Otherworldly Drawings As Gateways To Imagined Worlds In Art

Where The Image Stops Belonging To Reality

When I think about otherworldly drawings as visual gateways to imagined worlds, I do not imagine distant fantasy landscapes or fully constructed alternate realities. I think about a shift—something subtle, almost imperceptible, where the image stops belonging entirely to the visible world. Otherworldly drawings do not need to transport us somewhere else. They alter how we perceive what is already here.

This is where the sense of the “otherworldly” begins. Not in distance, but in displacement.

Folklore As A Parallel Layer Of Reality

In many Slavic and Baltic traditions, the boundary between worlds was never clearly defined. Forests, rivers, and thresholds between spaces were understood as points of passage rather than separation. Spirits, hybrid beings, and unseen presences existed alongside everyday life, not outside of it.

Otherworldly drawings as visual gateways to imagined worlds carry this same logic. They do not construct entirely new environments. They reveal layers that feel hidden within familiar structures. The image becomes a point of transition rather than a destination.

The Figure As A Threshold

In my drawings, the figure often functions as a threshold rather than a stable form. Faces may dissolve into botanical structures, bodies may merge with surrounding elements, identities may remain unresolved.

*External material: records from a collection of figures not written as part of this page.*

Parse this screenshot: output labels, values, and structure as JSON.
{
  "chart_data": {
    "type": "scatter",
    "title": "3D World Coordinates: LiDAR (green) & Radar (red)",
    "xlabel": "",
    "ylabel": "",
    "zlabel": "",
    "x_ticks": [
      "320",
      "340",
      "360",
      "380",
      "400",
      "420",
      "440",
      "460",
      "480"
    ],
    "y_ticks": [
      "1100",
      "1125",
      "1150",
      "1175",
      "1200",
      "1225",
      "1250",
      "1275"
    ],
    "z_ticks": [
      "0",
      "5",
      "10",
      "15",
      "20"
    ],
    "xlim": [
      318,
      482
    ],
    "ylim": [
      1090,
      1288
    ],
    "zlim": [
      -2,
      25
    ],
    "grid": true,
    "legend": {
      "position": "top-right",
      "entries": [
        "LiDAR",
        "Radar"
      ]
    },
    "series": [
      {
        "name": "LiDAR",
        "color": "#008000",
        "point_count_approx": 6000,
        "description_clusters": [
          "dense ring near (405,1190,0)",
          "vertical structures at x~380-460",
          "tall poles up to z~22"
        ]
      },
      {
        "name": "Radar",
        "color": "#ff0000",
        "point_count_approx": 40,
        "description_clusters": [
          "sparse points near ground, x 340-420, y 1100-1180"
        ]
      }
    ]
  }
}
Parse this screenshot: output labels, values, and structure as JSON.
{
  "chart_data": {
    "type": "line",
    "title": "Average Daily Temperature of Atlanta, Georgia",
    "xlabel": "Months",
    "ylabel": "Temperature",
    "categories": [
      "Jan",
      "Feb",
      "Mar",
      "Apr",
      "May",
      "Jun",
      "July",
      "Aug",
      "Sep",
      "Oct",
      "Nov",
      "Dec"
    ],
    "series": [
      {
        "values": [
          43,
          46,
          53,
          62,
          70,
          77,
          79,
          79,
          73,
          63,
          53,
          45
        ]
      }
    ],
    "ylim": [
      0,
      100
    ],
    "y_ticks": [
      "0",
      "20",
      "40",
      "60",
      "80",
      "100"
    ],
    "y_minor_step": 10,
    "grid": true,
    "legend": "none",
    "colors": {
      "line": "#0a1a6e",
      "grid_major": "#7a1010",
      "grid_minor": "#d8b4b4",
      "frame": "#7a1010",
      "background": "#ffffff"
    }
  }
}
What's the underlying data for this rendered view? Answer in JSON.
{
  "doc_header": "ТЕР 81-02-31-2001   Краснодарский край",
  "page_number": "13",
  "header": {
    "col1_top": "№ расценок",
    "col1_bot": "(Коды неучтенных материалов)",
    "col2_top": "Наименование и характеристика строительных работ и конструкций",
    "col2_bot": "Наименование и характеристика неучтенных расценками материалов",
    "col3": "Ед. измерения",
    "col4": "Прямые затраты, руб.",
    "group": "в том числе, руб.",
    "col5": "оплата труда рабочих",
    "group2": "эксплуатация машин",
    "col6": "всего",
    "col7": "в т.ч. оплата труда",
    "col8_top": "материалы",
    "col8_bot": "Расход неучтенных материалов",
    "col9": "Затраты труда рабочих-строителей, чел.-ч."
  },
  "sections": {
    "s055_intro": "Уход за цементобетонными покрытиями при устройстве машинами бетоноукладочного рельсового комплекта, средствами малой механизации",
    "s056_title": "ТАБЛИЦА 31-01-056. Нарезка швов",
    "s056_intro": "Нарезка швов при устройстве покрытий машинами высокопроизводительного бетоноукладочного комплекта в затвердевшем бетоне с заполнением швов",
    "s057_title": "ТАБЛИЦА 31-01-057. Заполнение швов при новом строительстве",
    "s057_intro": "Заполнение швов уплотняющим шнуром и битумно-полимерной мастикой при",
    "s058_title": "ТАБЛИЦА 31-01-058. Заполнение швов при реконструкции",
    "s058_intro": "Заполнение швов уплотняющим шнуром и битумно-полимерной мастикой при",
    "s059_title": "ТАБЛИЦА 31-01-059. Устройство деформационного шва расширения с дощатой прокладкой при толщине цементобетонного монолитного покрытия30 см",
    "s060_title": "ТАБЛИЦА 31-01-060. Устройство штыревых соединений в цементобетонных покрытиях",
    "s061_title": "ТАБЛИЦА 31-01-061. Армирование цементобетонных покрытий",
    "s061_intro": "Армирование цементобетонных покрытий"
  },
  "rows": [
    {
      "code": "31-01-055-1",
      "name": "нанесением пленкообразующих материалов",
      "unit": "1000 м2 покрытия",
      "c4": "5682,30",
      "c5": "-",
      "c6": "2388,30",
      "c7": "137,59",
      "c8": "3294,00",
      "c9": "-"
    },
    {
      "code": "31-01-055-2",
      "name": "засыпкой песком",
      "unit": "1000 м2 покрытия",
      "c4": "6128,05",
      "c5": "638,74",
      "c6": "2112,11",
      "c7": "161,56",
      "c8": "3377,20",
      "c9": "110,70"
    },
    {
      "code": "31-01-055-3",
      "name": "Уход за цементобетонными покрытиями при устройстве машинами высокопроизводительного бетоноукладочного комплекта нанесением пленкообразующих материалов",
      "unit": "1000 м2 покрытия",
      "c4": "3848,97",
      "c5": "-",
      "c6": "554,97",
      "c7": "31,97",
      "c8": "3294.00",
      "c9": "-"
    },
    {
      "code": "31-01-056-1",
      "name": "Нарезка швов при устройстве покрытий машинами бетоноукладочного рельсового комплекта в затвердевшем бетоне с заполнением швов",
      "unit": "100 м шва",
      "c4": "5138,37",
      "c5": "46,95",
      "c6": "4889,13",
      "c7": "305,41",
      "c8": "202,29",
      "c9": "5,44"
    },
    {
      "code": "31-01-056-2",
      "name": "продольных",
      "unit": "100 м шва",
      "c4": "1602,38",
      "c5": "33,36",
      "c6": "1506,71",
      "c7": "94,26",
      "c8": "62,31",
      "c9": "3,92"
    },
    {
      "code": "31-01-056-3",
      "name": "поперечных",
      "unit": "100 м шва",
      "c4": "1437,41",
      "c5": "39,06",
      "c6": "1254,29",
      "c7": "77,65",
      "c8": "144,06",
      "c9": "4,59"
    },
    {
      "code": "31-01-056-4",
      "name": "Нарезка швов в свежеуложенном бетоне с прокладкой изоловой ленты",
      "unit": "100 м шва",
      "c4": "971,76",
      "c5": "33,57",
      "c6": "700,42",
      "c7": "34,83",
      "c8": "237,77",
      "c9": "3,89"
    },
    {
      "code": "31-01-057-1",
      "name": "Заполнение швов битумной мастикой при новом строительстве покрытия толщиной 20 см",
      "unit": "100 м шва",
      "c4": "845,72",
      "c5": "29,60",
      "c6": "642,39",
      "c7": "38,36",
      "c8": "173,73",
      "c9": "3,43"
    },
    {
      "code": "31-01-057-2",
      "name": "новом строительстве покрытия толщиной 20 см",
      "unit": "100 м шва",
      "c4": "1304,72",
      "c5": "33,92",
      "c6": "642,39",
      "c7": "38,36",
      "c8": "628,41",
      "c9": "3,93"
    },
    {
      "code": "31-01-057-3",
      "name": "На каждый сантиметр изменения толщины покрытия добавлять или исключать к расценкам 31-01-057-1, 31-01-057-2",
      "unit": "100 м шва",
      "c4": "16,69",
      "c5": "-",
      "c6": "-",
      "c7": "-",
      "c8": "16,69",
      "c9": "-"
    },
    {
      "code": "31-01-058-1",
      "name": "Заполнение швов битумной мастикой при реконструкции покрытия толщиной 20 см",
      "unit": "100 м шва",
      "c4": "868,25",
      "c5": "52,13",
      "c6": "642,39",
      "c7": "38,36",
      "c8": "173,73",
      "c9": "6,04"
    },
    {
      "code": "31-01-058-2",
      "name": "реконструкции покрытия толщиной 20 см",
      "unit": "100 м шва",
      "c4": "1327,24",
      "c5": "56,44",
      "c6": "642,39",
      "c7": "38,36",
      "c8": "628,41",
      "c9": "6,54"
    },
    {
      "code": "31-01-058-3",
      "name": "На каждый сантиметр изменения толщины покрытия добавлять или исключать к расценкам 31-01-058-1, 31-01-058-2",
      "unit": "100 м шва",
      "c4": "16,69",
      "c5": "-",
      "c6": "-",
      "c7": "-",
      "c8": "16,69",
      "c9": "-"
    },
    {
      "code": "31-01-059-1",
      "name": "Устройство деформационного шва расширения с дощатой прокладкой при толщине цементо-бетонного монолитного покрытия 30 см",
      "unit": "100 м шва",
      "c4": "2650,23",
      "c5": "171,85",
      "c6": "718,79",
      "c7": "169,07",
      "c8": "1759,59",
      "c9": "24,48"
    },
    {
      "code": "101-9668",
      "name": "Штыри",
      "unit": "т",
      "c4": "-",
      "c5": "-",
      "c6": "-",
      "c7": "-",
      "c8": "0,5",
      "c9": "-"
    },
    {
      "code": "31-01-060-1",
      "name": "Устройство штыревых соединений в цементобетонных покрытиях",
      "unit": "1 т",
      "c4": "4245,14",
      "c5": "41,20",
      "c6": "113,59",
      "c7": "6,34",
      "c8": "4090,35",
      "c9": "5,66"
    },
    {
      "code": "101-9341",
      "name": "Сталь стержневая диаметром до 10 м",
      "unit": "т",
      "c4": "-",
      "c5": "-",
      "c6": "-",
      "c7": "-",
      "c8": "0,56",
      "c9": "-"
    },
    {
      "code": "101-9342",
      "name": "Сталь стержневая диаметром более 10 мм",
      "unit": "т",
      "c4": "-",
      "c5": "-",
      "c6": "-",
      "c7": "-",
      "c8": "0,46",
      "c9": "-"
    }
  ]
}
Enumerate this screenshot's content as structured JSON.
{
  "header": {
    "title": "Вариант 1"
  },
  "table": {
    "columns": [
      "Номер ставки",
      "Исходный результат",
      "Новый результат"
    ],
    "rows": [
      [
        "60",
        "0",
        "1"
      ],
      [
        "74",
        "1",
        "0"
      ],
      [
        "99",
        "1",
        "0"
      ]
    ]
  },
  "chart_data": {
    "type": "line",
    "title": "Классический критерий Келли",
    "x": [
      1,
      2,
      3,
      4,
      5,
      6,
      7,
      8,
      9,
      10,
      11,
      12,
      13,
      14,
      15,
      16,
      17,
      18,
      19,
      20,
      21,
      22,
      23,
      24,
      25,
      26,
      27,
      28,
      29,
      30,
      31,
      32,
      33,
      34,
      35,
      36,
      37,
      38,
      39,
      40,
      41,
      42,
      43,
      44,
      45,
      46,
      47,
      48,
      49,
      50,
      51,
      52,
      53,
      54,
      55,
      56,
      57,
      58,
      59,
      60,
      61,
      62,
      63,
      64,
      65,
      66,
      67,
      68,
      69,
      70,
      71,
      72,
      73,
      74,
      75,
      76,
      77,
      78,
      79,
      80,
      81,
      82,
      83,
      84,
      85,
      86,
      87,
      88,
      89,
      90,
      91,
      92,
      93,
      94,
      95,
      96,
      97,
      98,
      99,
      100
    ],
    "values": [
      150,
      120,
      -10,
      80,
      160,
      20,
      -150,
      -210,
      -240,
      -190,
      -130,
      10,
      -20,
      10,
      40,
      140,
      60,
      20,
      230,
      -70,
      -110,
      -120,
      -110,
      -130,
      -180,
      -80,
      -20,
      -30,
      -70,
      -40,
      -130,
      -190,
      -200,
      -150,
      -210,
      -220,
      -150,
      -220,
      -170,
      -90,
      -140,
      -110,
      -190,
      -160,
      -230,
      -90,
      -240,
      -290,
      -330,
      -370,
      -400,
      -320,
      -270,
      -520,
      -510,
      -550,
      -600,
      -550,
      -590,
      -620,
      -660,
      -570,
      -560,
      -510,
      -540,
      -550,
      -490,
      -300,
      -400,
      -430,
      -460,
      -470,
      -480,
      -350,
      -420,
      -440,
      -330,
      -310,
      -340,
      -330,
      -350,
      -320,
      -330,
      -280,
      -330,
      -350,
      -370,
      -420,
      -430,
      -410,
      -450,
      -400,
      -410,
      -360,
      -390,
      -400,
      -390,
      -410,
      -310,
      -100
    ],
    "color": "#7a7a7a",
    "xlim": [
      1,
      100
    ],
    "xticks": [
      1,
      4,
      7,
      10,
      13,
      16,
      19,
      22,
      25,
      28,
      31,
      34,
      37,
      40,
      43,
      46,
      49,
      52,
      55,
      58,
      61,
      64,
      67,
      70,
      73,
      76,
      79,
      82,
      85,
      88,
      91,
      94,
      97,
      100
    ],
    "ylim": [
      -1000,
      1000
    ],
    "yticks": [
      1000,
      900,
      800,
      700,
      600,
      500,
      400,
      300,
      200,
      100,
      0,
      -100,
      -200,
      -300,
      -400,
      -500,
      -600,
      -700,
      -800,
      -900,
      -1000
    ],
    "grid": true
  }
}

This instability is not accidental. It reflects a state of being between definitions.

Otherworldly drawings do not present the figure as complete. They allow it to exist in transition, suspended between states. This is where the sense of entering another world emerges—not through movement, but through transformation.

Botanical Forms As Transitional Structures

Botanical elements play a significant role in shaping these images. Roots, stems, and petals create networks that extend beyond the figure, connecting different parts of the composition. In many symbolic systems, plants were associated with cycles, regeneration, and hidden processes.

In otherworldly drawings as visual gateways to imagined worlds, botanical forms act as transitional structures. They suggest movement across boundaries—between growth and decay, visibility and concealment, surface and depth.

Color As Atmospheric Displacement

Color contributes to the sense of otherworldliness not by exaggeration, but by subtle shift. Tones may feel slightly unnatural, combinations may resist direct association with reality. Deep reds, muted greens, and layered shadows create atmospheres that feel familiar yet altered.

Historically, similar uses of color appear in symbolic and religious painting, where color was used to separate the sacred from the ordinary. I work with this idea, allowing color to create a sense of displacement within the image itself.

Distortion And The Suspension Of Logic

Distortion is essential in creating the feeling of crossing into another space. Forms stretch, overlap, or lose clear boundaries. This disrupts the logic that usually governs how we read images.

Otherworldly drawings as visual gateways to imagined worlds rely on this suspension. When the expected structure breaks, perception adjusts. The viewer no longer looks for recognition, but for orientation within something unfamiliar.

A World That Exists Alongside Ours

For me, otherworldly drawings do not create escape. They reveal coexistence. The imagined world is not separate—it exists alongside the visible one, overlapping it in ways that are not always immediately clear.

This is why these images feel like gateways. Not because they lead somewhere else, but because they open something that was already present.